Liners with sensors could reduce pain for lower limb amputees

Researchers at the University of Southampton, England, are developing intelligent prosthetic liners that may relieve pain that results from poorly fitting sockets. 

“Socket fit is the single biggest factor determining whether prosthesis will be successful for a patient,” Liudi Jiang, PhD, creator of the device, stated in a press release. “If we had a way to accurately measure the load at the socket stump interface and determine the best possible fit for that limb, it would completely transform the experience for amputees.”

Excess pressure tends to build up within the socket of a poorly fit limb, and causes discomfort, tissue damage and ulceration at the socket interface. The liners, integrated with pressure sensors, can measure the pulling forces at the interface between a patient’s residual limb and the prosthetic socket, allowing clinicians to quickly asses socket fit at initial fitting.

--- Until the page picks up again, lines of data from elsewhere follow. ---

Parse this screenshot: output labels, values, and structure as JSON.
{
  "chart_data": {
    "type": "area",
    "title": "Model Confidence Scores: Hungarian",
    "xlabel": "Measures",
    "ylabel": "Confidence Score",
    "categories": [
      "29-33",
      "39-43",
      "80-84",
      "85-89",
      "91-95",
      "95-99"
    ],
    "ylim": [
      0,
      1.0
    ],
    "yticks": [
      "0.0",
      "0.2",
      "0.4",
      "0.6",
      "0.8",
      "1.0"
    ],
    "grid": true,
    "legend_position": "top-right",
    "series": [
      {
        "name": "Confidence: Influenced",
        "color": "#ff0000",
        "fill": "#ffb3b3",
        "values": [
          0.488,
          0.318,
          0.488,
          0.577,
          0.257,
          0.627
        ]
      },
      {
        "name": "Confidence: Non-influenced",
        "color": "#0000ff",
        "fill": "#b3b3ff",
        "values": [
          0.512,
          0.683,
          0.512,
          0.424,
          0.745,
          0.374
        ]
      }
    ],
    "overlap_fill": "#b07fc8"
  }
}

The wireless interface also will monitor changes over time, and alert users to adjust their socket or activities to prevent ulcers from forming. The device is expected to substantially reduce patient follow-up visits and health care costs, and could be available to NHS patients within 3 years.

“We’re hoping the development of the intelligent liner will be the first step leading to the ‘holy grail’ in prosthetics, a fully automatic, self-adjusting smart socket interface for amputees,” Jiang stated in the release.